Visitors gather at Sensō-ji Temple in Tokyo’s Asakusa district, as China-Japan tensions deepen over export controls, Taiwan-related remarks and Tokyo’s growing economic security push

(Singapore, 29.06.2026)China and Japan are becoming increasingly locked in an economic security rivalry, with Beijing expanding export restrictions on Japanese organizations just as Tokyo rolls out sweeping measures to protect strategic industries and critical technologies.

The latest developments highlight how trade, technology and national security are becoming increasingly interconnected between Asia’s two largest economies, as both governments seek to safeguard their long-term strategic interests.

China Broadens Export Restrictions

China’s Ministry of Commerce on Monday announced new export controls targeting 40 additional Japanese entities, widening a campaign that first began in February.

20 organizations were added to China’s export control list, effectively banning exports of Chinese dual use goods that can be used for both civilian and military purposes. The affected organizations include Japan’s National Institute for Defense Studies, several military research centers and affiliates of Mitsubishi Electric.

Another 20 entities, including shipbuilder Mitsui E&S and Japan Nuclear Fuel, were placed on a monitoring list, meaning imports of dual-use products from China will face stricter government scrutiny.

According to a Bloomberg report, the latest measures build on restrictions introduced on Feb. 24, when China blacklisted another 40 Japanese companies, including automaker Subaru.

The move also marks another escalation in the diplomatic dispute between Beijing and Japanese Prime Minister Sanae Takaichi.

China has repeatedly criticized comments made by Takaichi last year suggesting Japan could deploy its Self-Defense Forces should China attempt to take control of Taiwan, the self-governed island claimed by Beijing. While Takaichi has insisted Japan’s official policy remains unchanged, she has declined to withdraw her remarks.
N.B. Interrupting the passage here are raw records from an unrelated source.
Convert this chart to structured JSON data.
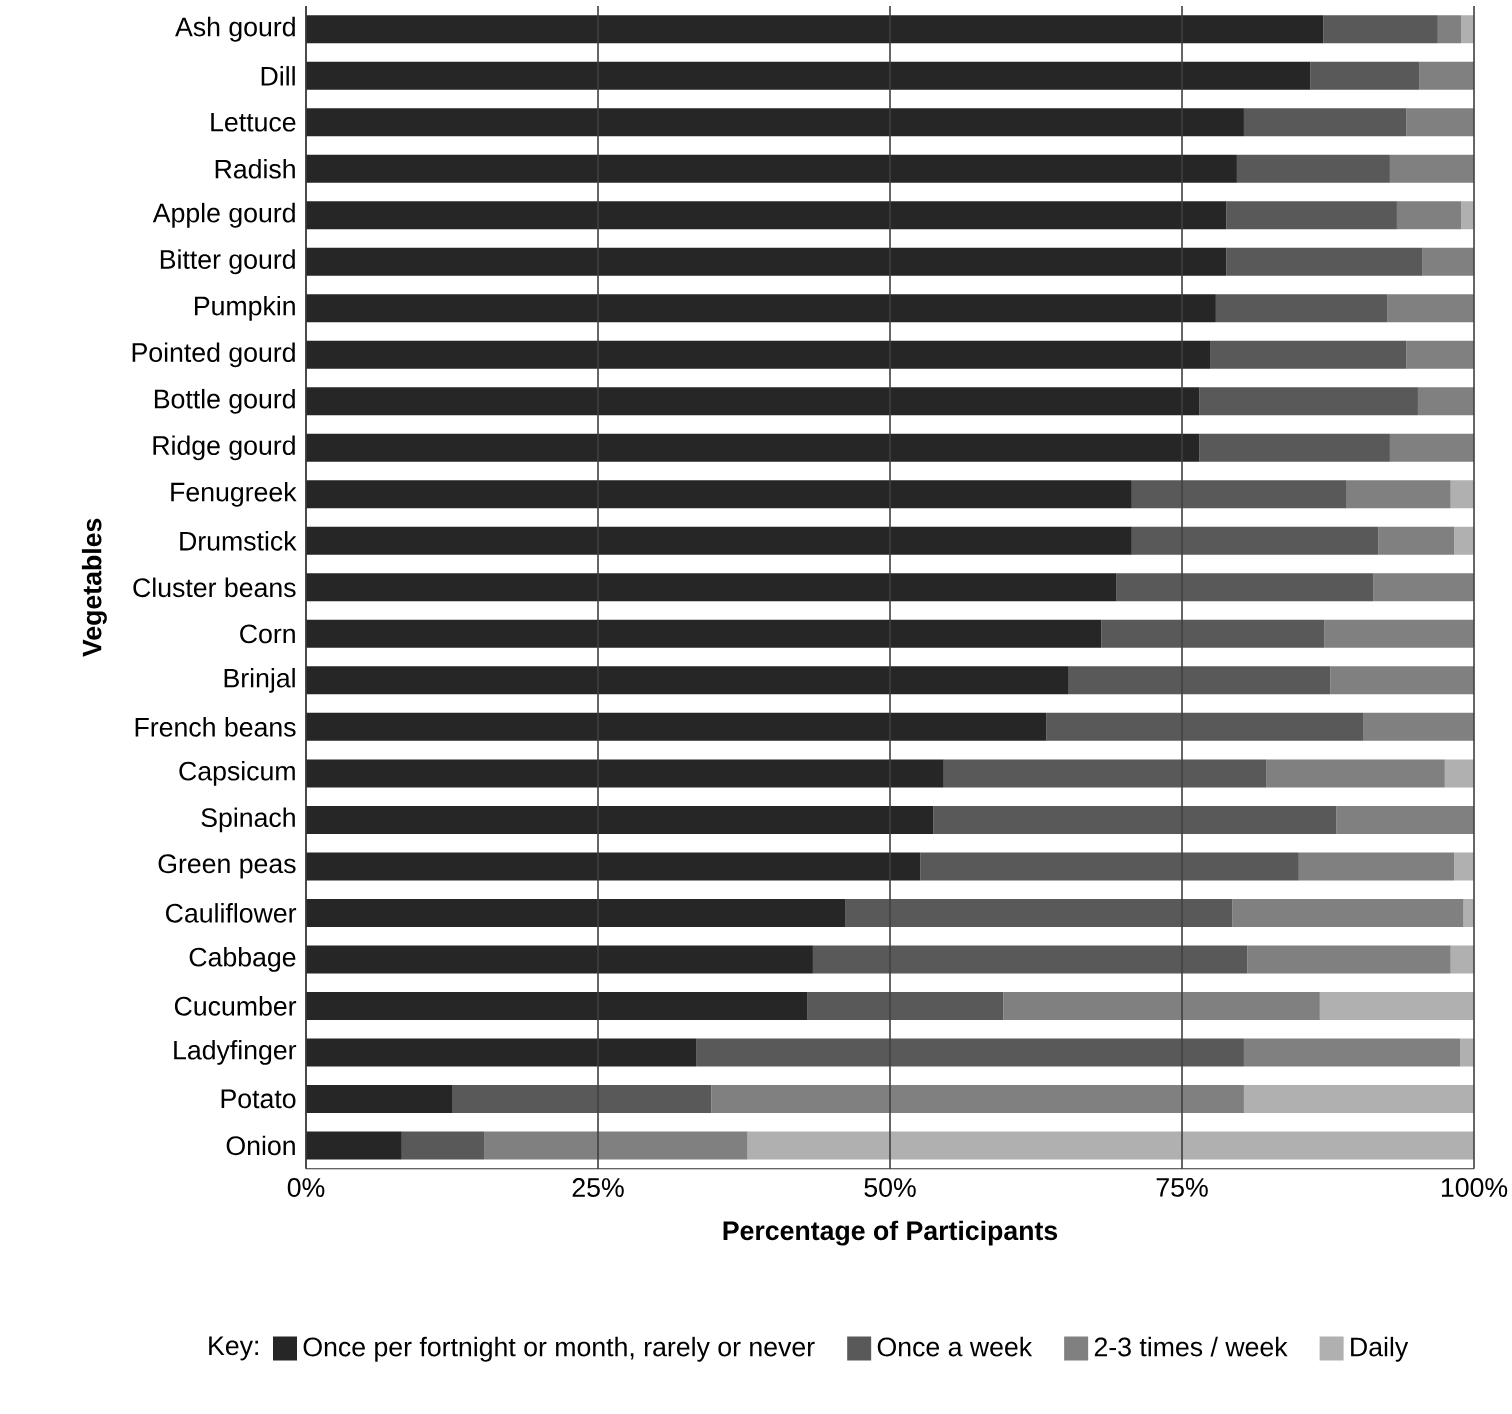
{
  "chart_data": {
    "type": "bar",
    "orientation": "horizontal",
    "stacked": true,
    "xlabel": "Percentage of Participants",
    "ylabel": "Vegetables",
    "legend_title": "Key:",
    "legend": "bottom",
    "grid": "x",
    "categories": [
      "Ash gourd",
      "Dill",
      "Lettuce",
      "Radish",
      "Apple gourd",
      "Bitter gourd",
      "Pumpkin",
      "Pointed gourd",
      "Bottle gourd",
      "Ridge gourd",
      "Fenugreek",
      "Drumstick",
      "Cluster beans",
      "Corn",
      "Brinjal",
      "French beans",
      "Capsicum",
      "Spinach",
      "Green peas",
      "Cauliflower",
      "Cabbage",
      "Cucumber",
      "Ladyfinger",
      "Potato",
      "Onion"
    ],
    "xlim": [
      0,
      100
    ],
    "xticks": [
      {
        "value": 0,
        "label": "0%"
      },
      {
        "value": 25,
        "label": "25%"
      },
      {
        "value": 50,
        "label": "50%"
      },
      {
        "value": 75,
        "label": "75%"
      },
      {
        "value": 100,
        "label": "100%"
      }
    ],
    "series": [
      {
        "name": "Once per fortnight or month, rarely or never",
        "color": "#262626",
        "values": [
          87.1,
          86.0,
          80.3,
          79.7,
          78.8,
          78.8,
          77.9,
          77.4,
          76.5,
          76.5,
          70.7,
          70.7,
          69.4,
          68.1,
          65.3,
          63.4,
          54.6,
          53.7,
          52.6,
          46.2,
          43.4,
          42.9,
          33.4,
          12.5,
          8.2
        ]
      },
      {
        "name": "Once a week",
        "color": "#595959",
        "values": [
          9.8,
          9.3,
          13.9,
          13.1,
          14.6,
          16.8,
          14.7,
          16.8,
          18.7,
          16.3,
          18.4,
          21.1,
          22.0,
          19.1,
          22.4,
          27.1,
          27.6,
          34.5,
          32.4,
          33.1,
          37.2,
          16.8,
          46.9,
          22.2,
          7.1
        ]
      },
      {
        "name": "2-3 times / week",
        "color": "#808080",
        "values": [
          2.0,
          4.7,
          5.8,
          7.2,
          5.5,
          4.4,
          7.4,
          5.8,
          4.8,
          7.2,
          8.9,
          6.5,
          8.6,
          12.8,
          12.3,
          9.5,
          15.3,
          11.8,
          13.3,
          19.8,
          17.4,
          27.1,
          18.5,
          45.6,
          22.5
        ]
      },
      {
        "name": "Daily",
        "color": "#b0b0b0",
        "values": [
          1.1,
          0,
          0,
          0,
          1.1,
          0,
          0,
          0,
          0,
          0,
          2.0,
          1.7,
          0,
          0,
          0,
          0,
          2.5,
          0,
          1.7,
          0.9,
          2.0,
          13.2,
          1.2,
          19.7,
          62.2
        ]
      }
    ]
  }
}
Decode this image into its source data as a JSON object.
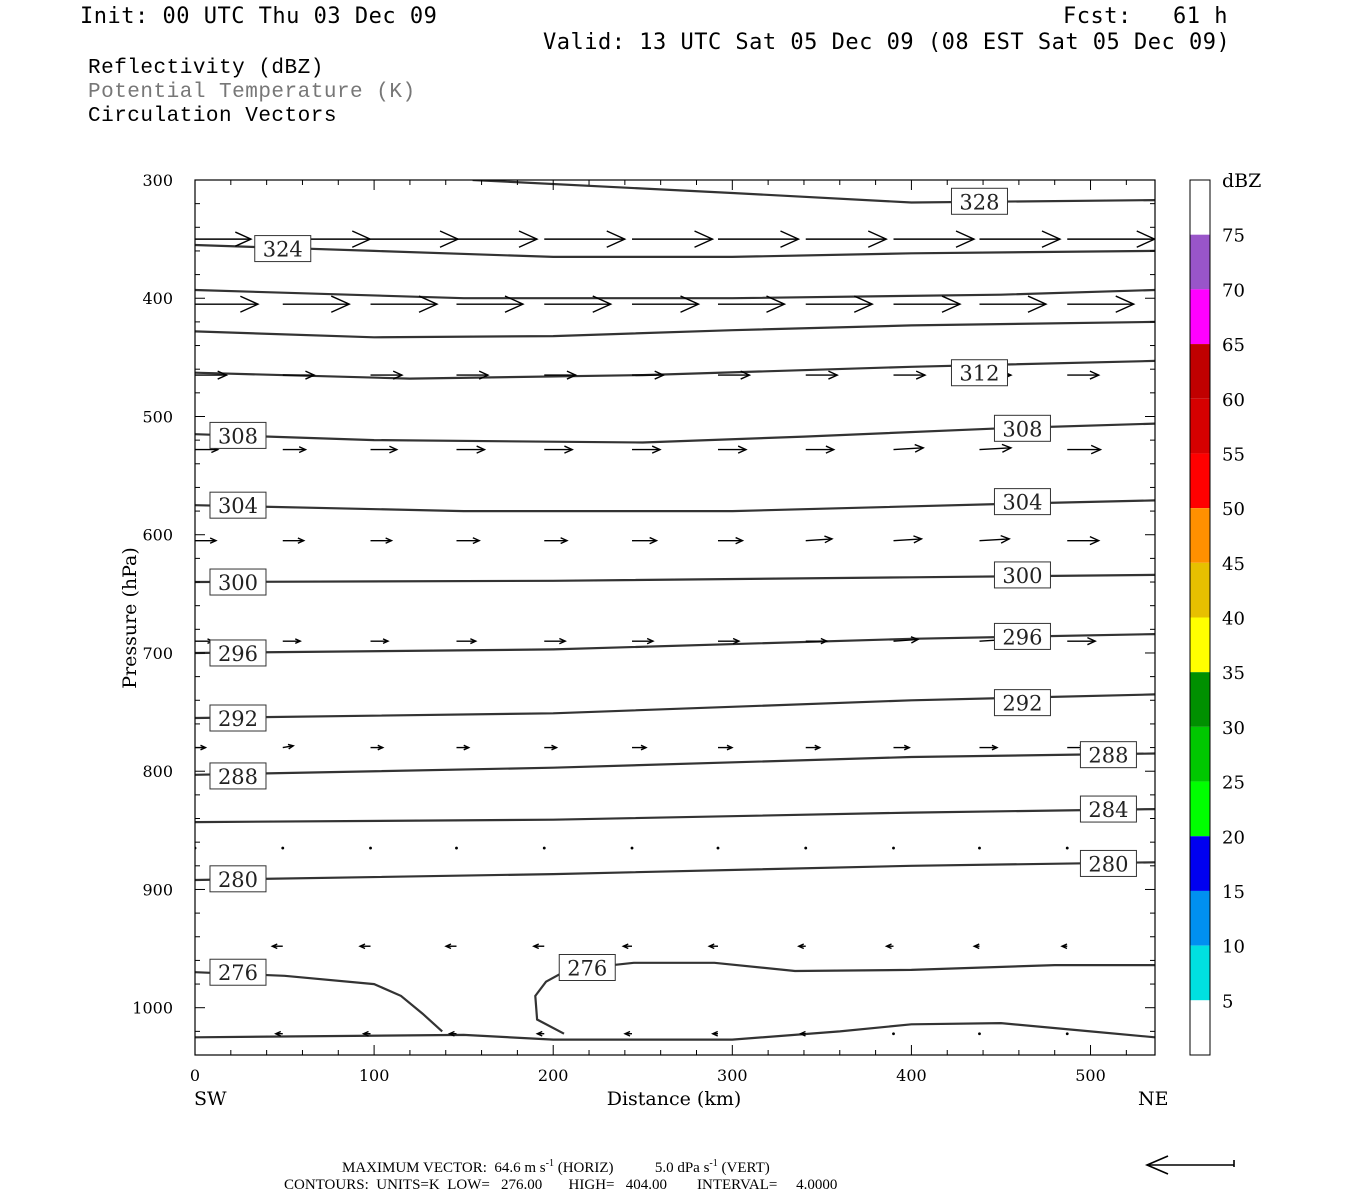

Japan Strengthens Economic Security

As tensions with China grow, Japan is moving ahead with one of its most comprehensive economic security reforms in years.

Beginning Monday, Tokyo is launching a new investment screening body modeled after the United States’ Committee on Foreign Investment in the United States (CFIUS), which reviews foreign investments for potential national security risks.

The new mechanism will coordinate multiple ministries when evaluating sensitive foreign investments, replacing a system previously led mainly by Japan’s Finance Ministry together with the ministry overseeing the relevant industry.

Bloomberg reported that the changes are part of revisions to Japan’s Foreign Exchange and Foreign Trade Act, giving authorities broader powers to review investments involving complex ownership structures, foreign governments and state-backed entities.

The reforms come amid a series of recent incidents that have raised concerns over Japan’s economic security.

Recent media reports have linked Chinese actors to cyber intrusions involving Japan’s defense sector, while authorities have investigated alleged attempts to route advanced Nvidia artificial intelligence chips through Japan before they reached China. Separate investigations have also examined suspected links between Japanese organizations and international fentanyl trafficking networks.

These cases have reinforced concerns that Japan is increasingly becoming both a target for industrial espionage and a transit point for sensitive technologies.

Before becoming prime minister, Takaichi served as Japan’s minister responsible for economic security, overseeing policies designed to strengthen supply chains, protect critical infrastructure and safeguard advanced technologies.

In her 2024 book on economic security, she argued that policymakers must pay particular attention to China because of its dominant position in global supply chains and technology networks, Bloomberg noted.

Investment Push Goes Beyond Security

Japan’s security strategy is being accompanied by an ambitious long-term investment plan designed to strengthen the country’s technological competitiveness.

Last week, Takaichi unveiled a roadmap calling for more than ¥370 trillion (S$2.95 trillion) in combined public and private investment through fiscal 2040.

According to Bloomberg, more than ¥101 trillion (S$8078 billion) has been earmarked for artificial intelligence and semiconductor development, reflecting Tokyo’s efforts to rebuild domestic chip production while improving supply-chain resilience.

The strategy also aims to channel investment into emerging technologies that can support both economic growth and national security, although economists have questioned whether such long-term projections are achievable and how the spending will ultimately be financed.

Taken together, China’s expanding export controls and Japan’s tougher investment screening reflect a broader shift in regional competition.

What was once primarily an economic relationship is increasingly being shaped by strategic considerations, with trade, technology, investment and national security becoming central to the evolving relationship between Beijing and Tokyo.